I didn't fasten them down as the purpose of the check was to show that even before you mount the rails they are bent (I measured straightness for the profile rails) which is clearly true. The test was not intended as a realistic indicator of height accuracy in operation, as clearly either will conform to the mounting surface.

Sliding the gantry back and fourth and tightening the bolts to tweak out any tight spots also wont get the rails straight. It will merely copy any bend in the master rail to the subsidiary rail. Very few DIY builds rest the master rail against a reference edge, or indicate it to get it straight, hence for those any bend in the rail as shipped will remain (in one plane). For example if I just bolt down one of my 15mm rails to a piece of nice flat aluminum tooling plate, then use the sliding method to align and fix the other rail to the same plate, the error I measured will still be present so the measurement is relevant. That's what most people do and it's perfectly valid for supported rails.
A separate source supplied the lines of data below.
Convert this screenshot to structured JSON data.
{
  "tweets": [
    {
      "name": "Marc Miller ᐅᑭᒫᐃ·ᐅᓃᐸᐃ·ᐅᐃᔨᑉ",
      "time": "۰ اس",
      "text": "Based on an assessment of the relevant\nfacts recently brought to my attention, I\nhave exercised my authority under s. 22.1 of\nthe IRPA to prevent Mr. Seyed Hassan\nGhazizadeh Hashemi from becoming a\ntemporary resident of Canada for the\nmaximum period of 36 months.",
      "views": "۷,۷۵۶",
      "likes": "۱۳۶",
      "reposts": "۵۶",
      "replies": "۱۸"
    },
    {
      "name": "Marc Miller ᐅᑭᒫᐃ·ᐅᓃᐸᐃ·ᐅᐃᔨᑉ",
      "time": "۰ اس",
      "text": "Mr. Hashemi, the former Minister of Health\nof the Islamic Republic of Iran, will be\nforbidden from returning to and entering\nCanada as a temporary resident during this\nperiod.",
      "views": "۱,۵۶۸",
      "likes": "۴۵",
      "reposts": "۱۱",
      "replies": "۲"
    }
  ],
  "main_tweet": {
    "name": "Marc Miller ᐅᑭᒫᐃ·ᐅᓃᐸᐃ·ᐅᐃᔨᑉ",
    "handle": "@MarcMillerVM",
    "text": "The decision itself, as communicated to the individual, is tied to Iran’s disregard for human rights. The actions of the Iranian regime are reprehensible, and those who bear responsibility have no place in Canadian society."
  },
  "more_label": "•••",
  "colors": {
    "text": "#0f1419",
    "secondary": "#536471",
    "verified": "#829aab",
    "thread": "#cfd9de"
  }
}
Quote Originally Posted by Shinobiwan View Post
Its as Jazz said, they're designed for precision and will give more of that over round rail but you have to exercise another level of precision when installing them to reap that.
Which is what I said originally; "the accuracy of a profile rail is not much different to a round rail - it depends how you mount them as how many of us correct the bend in a profile rail by comparing to an accurate straight edge reference?"